The initial levels of the regulatory approval process involve two local committees: the PI's IRB and the Institutional Biosafety Committee (IBC). The PI must submit the proposed protocol to the appropriate IRB. The IBC requires IRB approval of the proposed protocol, with or without stipulations, prior to its review. The primary mandate of the IRB is to protect and safeguard the rights and welfare of subjects. The IBC serves to ensure the safety of NIH employees (such as nurses and physicians caring for the patients) and the community at large. The IBC requires detailed biochemical and biological information about the DNA vector to be used in the proposed protocol. Incorporating the information that is requested in "Appendix M. Points to Consider,"described earlier in this section, will encompass most of the issues to be reviewed by the IBC. Both IRB and IBC approvals, with or without stipulations, are required before proceeding.

The next phase of regulatory review involves two national regulatory agencies that need to review and approve the proposed protocol. After receiving IRB and IBC approvals, the PI should submit the proposed protocol simultaneously to FDA and to ORDA. As for any other investigational agent, a formal "Investigational New Drug Application" must be filed that covers the entire process of in vivo or ex vivo genetic modification. Forms FDA 1571, "Investigational New Drug Application [IND]," and FDA 1572, "Statement of Investigator" (appendices E and F, respectively), should be submitted in triplicate to FDA, along with the protocol and supporting materials. Both FDA and ORDA also require a point-by-point written response to "Appendix M. Points to Consider." The required format for the submission, including the specific "Points to Consider" that must be addressed in the documentation, changes frequently; before formulating a submission, the PI should check the current requirements via CBER's website or information lines. ORDA will ask a subset of the members of the RAC to provide a preliminary review of the proposed protocol to determine if the protocol should be subjected to a full review at a full public meeting of the RAC.

The authority for approval of all protocols involving recombinant DNA was relinquished by the RAC to the FDA in October 1997. One option under these regulations is that after the preliminary review of the proposed protocol, ORDA will recommend that the protocol be subjected to FDA review only. The FDA then makes the final determination about whether still to initiate a review of the protocol at a full RAC meeting.
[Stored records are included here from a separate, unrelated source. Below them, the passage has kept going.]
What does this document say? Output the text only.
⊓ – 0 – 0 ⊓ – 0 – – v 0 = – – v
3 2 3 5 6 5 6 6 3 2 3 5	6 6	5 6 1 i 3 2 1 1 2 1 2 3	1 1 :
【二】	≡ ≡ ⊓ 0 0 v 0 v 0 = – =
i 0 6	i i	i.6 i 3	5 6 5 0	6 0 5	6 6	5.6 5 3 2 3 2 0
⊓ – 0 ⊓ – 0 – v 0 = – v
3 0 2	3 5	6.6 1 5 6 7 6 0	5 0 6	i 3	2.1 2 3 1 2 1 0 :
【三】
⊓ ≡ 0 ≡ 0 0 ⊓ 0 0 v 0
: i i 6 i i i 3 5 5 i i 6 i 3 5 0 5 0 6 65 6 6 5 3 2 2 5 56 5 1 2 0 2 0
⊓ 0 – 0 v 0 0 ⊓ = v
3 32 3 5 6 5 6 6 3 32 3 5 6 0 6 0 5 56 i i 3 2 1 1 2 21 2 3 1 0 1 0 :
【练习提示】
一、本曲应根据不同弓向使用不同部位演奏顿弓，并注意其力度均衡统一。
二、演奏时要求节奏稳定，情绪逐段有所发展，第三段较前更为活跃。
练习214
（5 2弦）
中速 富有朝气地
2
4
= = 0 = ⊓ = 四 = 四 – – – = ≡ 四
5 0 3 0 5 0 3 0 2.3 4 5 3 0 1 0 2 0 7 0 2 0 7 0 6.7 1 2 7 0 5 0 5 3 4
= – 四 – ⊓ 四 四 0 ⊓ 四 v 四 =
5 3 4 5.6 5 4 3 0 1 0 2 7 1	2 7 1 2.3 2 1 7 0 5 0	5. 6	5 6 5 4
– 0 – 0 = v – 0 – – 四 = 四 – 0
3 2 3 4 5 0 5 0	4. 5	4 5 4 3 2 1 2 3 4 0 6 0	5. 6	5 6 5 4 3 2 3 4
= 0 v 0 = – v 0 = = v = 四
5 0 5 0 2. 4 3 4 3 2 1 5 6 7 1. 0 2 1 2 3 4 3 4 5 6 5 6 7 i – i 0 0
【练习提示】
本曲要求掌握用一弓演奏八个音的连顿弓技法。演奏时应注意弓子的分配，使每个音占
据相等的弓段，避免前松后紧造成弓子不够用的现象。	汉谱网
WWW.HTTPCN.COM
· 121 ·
Thus, full review by the entire RAC at one of its scheduled quarterly meetings may be requested by either a RAC member or by FDA. If both ORDA and FDA determine that full review by the RAC is not required, then the protocol may be initiated after approval by FDA.

As indicated earlier, the proposed protocol goes to the RAC via ORDA. The ORDA needs to have the proposal, backed by appendices if appropriate, 60 days before the next quarterly meeting of the RAC (if a full review is required). Primary and secondary reviewers are appointed to assess the protocol in detail. The reviewers may pose questions or offer comments on the proposed protocol to which the PI must respond in writing. If it is recommended that the protocol be reviewed by the entire RAC at its quarterly public meeting, the PI must attend that meeting. After its review, the RAC responds with approval, stipulations, requests, or disapproval, much as does the IRB. The NIH Director provides the final approval if a full RAC review is required for the proposed protocol.

Regardless of the review process, the PI must provide annual reports about the protocol to FDA, ORDA, and the IRB.